According to the present invention, the transponder automatic selecting means automatically selects at least three or more transponders forming a triangular positioning area suitable for positioning of the own ship from the plurality of transponders, and Thus, the selection of the combination of transponders suitable for positioning is automatically changed, so that there is no need to manually select the combination of transponders suitable for positioning, and the effect of saving the operation of the present apparatus can be obtained.

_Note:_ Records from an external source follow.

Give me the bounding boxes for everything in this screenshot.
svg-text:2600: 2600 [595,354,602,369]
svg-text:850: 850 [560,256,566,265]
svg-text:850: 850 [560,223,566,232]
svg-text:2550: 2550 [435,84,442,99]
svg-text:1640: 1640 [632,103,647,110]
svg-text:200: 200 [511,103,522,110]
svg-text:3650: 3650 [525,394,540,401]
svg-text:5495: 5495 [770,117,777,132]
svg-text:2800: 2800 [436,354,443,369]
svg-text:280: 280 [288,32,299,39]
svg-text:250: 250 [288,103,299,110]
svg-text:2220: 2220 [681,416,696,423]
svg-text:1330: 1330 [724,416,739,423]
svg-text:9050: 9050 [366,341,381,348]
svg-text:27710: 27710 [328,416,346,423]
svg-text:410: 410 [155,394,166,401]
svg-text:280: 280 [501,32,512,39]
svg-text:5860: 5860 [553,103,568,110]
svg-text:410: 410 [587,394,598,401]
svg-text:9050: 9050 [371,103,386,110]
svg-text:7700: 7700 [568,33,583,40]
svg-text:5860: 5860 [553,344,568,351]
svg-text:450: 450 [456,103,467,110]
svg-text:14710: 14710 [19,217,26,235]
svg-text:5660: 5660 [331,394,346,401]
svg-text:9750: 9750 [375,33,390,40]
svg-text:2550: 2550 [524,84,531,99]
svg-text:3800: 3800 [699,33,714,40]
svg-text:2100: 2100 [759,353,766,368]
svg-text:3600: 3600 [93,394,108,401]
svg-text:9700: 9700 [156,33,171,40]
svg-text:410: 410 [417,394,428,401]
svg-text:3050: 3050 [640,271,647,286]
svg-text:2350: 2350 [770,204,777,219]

[Brief description of the drawings]

FIG. 1 is a functional block diagram of an acoustic positioning device showing one embodiment of the present invention, FIG. 2 is a functional block diagram of a conventional acoustic positioning device, and FIG. 3 is a diagram showing an example of arrangement of a transponder according to the present invention. is there. In the figure, 1, 1A is an arithmetic control unit, 2 is a transmission controller, 3 is a power amplifier, 4 is a transmission / reception switch, 5 is a transducer, 6-1.
6-6 are transponders # 1 to # 6, 7 is a preamplifier, 8-1 to 8-3 are mixers, and 9-1 to 9-6 are # 1 to # 1 transponders.
# 6 local oscillator, 10-1 to 10-3 are # 1 to # 3 BPF, 11-
1 to 11-3 are # 1 to # 3 amplifiers, 12-1 to 12-3 are # 1
To # 3 detectors, 13-1 to 13-3 are # 1 to # 3 counters,
14 is a display, 15 is a selector, 16-1 to 16-3 are # 1 to # 3L
PF.

──────────────────────────────────────────────────続 き Continued on the front page (58) Fields surveyed (Int.Cl. ⁶ , DB name) G01S 5/18-5/30 G01S 7/52-7/64 G01S 15/00-15/96

Claims (2)

(57) [Claims] A plurality of transponders for transmitting acoustic response signals of different frequencies to an acoustic interrogation signal are disposed in a wide range of positioning area in water, and a triangular positioning area is formed from the plurality of transponders. An acoustic positioning device for selecting at least three transponders and measuring a position of a ship, comprising: a local signal oscillator that oscillates a plurality of local signals having different frequencies in response to acoustic response signals transmitted from the plurality of transponders. Means for selecting local signals having oscillation frequencies corresponding to the three transponders selected for performing positioning from the local signal oscillating means, and supplying them to three frequency mixers incorporated in the transponder receiving circuit, respectively. An acoustic positioning device comprising: a local signal selection / supply unit. 2. A transponder which automatically selects at least three or more transponders forming a triangular positioning area suitable for positioning of the ship from among the plurality of transponders, and which are sequentially suitable for positioning according to the movement of the ship. 2. The acoustic positioning device according to claim 1, further comprising a transponder automatic selection means for automatically changing a combination of the two.